For the track in honor of Betelgeuse, Timur Khaziev took the same set of data on brightness fluctuations, albeit for a different period - when the star's brightness began to grow:
And this is what he did:
The next stop is the radio pulsar B0834 + 06, located about 2 thousand light years away. Pulsars are rapidly rotating neutron stars, the magnetic poles of which are sources of radio emission, the pulsar rotates, and if the Earth is in the path of its radio beam, radio telescopes "hear" the signal. Since the orbital period of a pulsar can be seconds (or even milliseconds), the pulsar signal, converted into sound, is like a machine-gun burst. This is how, for example, the pulsar B0835-45 sounds, located 800 light years away in the center of the nebula left after a supernova explosion in the southern constellation Sails: link to mp3-file.

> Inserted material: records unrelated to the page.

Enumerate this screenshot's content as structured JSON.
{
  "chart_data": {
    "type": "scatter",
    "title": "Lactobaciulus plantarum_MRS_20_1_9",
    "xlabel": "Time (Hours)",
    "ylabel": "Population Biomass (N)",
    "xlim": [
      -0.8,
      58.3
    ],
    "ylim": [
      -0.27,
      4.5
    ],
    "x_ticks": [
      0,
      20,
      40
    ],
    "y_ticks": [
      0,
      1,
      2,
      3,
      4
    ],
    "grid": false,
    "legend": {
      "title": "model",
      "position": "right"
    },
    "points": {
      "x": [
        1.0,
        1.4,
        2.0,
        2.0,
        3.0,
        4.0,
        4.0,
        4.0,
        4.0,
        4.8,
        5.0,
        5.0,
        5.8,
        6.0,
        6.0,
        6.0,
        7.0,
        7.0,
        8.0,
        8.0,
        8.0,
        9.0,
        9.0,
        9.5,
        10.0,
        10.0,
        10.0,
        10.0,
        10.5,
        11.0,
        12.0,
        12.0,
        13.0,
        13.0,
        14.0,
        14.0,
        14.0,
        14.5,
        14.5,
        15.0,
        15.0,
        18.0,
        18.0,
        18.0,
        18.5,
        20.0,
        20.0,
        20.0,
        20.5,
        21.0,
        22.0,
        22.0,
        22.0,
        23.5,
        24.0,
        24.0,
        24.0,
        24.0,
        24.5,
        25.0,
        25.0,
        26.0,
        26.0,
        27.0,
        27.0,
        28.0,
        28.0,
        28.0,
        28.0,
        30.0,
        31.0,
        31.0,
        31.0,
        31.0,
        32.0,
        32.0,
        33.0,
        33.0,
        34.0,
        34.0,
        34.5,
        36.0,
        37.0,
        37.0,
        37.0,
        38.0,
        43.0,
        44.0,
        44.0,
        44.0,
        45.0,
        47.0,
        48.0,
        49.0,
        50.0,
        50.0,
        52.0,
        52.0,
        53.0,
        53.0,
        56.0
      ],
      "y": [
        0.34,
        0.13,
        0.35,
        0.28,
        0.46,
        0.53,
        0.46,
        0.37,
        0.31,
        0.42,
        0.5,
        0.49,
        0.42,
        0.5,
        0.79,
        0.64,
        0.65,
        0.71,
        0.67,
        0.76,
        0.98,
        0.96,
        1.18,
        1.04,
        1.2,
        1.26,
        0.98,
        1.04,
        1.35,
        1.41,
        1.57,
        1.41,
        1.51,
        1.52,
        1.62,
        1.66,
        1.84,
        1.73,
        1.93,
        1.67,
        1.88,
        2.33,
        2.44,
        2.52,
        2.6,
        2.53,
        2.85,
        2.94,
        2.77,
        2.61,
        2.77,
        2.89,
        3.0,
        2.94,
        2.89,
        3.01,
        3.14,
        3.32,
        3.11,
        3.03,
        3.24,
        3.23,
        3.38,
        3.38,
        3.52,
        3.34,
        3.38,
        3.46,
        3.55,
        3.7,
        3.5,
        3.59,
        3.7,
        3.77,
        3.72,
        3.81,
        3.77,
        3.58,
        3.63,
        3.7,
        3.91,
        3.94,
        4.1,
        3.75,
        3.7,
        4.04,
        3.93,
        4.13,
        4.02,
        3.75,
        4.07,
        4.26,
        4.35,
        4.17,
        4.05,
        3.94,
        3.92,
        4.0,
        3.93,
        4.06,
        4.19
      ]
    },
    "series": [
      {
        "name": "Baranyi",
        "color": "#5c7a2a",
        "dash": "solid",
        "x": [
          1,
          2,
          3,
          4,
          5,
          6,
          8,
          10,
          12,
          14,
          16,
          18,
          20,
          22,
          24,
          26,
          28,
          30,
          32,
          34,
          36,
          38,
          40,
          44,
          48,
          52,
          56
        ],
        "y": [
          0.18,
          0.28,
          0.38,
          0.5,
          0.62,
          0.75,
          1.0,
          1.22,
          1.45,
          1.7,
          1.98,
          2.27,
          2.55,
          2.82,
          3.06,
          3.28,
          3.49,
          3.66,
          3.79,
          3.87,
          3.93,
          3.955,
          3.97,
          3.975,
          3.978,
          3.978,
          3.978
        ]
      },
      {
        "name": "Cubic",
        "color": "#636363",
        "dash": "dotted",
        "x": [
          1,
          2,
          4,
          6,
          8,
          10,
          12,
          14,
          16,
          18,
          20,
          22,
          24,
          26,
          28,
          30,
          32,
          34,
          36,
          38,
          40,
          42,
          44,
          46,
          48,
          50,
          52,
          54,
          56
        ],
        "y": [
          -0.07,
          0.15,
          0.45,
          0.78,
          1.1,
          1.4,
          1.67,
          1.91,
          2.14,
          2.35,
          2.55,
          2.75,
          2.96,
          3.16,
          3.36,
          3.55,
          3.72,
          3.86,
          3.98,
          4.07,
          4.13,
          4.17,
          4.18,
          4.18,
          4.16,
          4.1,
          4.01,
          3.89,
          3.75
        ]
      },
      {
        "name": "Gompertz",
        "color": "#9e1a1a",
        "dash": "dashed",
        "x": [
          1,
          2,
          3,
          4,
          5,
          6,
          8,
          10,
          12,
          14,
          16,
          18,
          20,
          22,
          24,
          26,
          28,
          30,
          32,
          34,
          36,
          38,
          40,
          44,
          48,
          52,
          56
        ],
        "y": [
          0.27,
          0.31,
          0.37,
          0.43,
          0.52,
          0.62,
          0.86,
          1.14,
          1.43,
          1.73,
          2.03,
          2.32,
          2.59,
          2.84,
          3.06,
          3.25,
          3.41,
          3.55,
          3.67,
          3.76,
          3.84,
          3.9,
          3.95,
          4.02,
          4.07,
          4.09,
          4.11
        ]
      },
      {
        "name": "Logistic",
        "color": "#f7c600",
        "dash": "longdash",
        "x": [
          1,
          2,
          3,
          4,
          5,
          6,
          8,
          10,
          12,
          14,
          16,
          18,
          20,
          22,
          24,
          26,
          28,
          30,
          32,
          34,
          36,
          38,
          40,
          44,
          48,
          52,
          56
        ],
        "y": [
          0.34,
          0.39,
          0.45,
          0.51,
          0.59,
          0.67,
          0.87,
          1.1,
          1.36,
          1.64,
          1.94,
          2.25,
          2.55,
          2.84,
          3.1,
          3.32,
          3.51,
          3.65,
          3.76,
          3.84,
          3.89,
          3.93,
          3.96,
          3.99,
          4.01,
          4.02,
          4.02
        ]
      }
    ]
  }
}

Pulsar B0834 + 06 was studied using the Russian space radio telescope "Radioastron" (ASTs FIAN) and found anomalous scattering of its signal, as if there was some kind of screen in the path of radio waves propagating from it, changing the signal characteristics. Vyacheslav Avdeev, one of the project participants, a lecturer at the Moscow Planetarium and presenter of the Shklovskogo Street YouTube channel, suggested using not a machine-gun burst of pulsar signals, but a chronological series of spectrograms, which reveals the presence of this screen. In graphic format, it looks like this:
Spectrogram of the signal of the pulsar B0834 + 06
And this is how the track that Timur Khaziev created on the basis of this data set sounds:
You can continue your musical journey through the Universe and listen to compositions inspired by the famous black hole in the galaxy M87 (a year ago, scientists using the global telescope of the event horizon were able to see its shadow), other galaxies and stars.